2018 Innovation Awards: Cyber Risk Assessment ProgramReprints
CYBER RISK ASSESSMENT PROGRAM
FM Global’s Cyber Risk Assessment Program will not only help risk managers better assess their cyber risk, it will encourage cooperation with their information technology departments, said Jeffrey Tilley, vice president and manager of cyber hazards at FM Global.
Use of FM Global’s patented tool, which is a 2018 Business Insurance Innovation Awards winner and free to FM Global policyholders, involves answering 70 multiple-choice questions.

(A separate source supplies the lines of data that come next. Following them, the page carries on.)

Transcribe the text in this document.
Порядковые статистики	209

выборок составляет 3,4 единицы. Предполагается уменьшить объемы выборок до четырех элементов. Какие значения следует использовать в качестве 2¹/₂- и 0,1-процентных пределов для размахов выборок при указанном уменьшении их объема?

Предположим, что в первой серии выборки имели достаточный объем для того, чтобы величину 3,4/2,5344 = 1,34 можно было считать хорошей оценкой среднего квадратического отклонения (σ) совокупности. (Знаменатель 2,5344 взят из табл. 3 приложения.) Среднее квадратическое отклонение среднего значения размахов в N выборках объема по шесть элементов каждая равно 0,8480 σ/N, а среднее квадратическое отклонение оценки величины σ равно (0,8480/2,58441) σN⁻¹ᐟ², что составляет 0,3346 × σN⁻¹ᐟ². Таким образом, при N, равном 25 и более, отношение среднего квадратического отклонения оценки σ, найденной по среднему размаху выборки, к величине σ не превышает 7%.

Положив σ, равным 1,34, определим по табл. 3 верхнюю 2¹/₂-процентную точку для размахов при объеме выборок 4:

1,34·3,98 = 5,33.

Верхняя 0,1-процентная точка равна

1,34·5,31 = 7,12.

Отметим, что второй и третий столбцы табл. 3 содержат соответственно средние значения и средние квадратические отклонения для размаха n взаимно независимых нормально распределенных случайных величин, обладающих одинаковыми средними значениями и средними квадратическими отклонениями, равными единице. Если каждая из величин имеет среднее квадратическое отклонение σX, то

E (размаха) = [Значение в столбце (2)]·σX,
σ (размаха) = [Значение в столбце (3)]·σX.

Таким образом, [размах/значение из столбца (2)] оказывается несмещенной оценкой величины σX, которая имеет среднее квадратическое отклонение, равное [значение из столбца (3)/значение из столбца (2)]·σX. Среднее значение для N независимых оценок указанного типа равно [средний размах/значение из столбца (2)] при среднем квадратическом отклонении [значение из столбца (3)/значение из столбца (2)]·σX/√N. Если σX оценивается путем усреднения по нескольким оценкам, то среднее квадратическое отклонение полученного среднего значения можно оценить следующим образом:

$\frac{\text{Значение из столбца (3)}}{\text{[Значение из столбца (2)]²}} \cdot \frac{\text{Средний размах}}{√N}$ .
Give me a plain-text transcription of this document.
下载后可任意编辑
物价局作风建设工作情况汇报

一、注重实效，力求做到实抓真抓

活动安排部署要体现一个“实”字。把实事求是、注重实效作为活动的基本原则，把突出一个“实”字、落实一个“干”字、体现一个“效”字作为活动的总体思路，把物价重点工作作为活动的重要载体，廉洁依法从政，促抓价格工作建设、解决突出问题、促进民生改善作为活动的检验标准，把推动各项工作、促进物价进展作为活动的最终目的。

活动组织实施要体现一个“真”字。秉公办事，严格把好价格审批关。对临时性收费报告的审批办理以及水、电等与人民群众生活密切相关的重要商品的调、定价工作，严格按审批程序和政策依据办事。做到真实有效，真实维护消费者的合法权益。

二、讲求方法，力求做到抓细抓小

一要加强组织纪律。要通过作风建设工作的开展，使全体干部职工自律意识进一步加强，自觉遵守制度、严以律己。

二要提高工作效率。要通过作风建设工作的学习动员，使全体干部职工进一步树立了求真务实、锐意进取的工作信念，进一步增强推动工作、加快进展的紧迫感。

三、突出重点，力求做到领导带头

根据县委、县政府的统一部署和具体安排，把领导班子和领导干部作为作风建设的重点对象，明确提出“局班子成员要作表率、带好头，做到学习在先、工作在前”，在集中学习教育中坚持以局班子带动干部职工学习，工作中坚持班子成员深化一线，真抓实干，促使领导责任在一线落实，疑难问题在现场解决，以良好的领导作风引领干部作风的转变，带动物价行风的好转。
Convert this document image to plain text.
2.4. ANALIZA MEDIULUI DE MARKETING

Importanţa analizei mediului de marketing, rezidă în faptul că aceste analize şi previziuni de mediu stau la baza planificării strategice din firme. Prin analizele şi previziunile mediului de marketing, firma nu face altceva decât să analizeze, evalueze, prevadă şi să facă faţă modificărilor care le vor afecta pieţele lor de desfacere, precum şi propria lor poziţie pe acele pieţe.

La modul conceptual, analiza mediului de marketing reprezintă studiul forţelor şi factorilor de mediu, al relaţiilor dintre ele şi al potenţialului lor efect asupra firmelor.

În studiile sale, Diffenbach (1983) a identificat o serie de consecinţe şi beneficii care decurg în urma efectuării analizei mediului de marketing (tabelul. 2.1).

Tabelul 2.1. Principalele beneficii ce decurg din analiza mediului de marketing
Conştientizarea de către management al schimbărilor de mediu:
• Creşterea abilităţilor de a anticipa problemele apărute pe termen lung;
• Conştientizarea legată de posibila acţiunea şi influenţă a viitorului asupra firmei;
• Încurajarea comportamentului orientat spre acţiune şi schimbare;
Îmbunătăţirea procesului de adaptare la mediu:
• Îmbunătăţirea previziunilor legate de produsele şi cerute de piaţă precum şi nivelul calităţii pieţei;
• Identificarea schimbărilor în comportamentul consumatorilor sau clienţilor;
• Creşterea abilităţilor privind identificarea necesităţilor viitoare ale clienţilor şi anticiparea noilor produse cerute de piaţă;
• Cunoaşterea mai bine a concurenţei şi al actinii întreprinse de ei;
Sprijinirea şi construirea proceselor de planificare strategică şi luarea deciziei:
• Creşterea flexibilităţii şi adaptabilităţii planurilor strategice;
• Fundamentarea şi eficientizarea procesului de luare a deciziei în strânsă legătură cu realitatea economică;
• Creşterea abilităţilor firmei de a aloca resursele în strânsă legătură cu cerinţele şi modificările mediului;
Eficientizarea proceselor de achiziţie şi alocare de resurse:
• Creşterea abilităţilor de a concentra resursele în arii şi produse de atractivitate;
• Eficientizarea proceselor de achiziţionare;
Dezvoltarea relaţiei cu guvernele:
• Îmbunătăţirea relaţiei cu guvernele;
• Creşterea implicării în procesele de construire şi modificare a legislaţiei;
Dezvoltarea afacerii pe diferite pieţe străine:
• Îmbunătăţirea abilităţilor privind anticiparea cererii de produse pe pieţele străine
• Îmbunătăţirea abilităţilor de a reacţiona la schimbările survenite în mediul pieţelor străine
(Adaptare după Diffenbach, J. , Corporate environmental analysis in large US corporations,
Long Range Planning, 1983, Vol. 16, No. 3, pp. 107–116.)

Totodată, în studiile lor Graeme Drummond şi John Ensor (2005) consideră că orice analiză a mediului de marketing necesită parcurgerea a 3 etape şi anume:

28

When the questionnaire — which is not used for underwriting purposes — has been completed, policyholders immediately receive an overall cyber risk score as well as scores for their governance, insider threat management, IT security and response and recovery.
This is followed by a more in-depth report. FM Global then reviews the policyholders’ results and develops recommendations and priorities that “align with their business priorities,” Mr. Tilley said.
“Over the years, cyber’s developed as a top-tier concern for business executives, and it’s been recognized that it has to be managed as an enterprise risk,” Mr. Tilley said.
“However, cyber security hasn’t historically been integrated into risk management,” he said, noting FM Global’s clients asked for this tool. “It aligns with how we support our clients.”
“One of the cornerstones is that the majority of all losses are preventable, and that applies to cyber, too — if you understand the risk — so we developed the cyber risk assessment … to do just that, help our clients understand and manage their cyber risks.”
Mr. Tilley said it is critical that cyber risk be managed as an enterprise risk, and the tool was built to encourage collaboration between the risk manager and IT department.
“The tool itself provides the ability to collaborate on the input to the assessment, which provides those qualitative cyber risk ratings, and that’s a good starting point for a foundation to begin talking internally about the cyber risk, and how to improve their cyber resilience,” he said.
Mr. Tilley said policyholders’ reaction to their reports has ranged from those “who are a little surprised” to “some that say, ‘That’s exactly what I expected, and now let’s get to work.’”
Mr. Tilley said he hopes the tool will be used across FM Global’s entire client base. “I think it’ll be a healthy percentage if the takeup rate thus far is an indication of the future,” he said.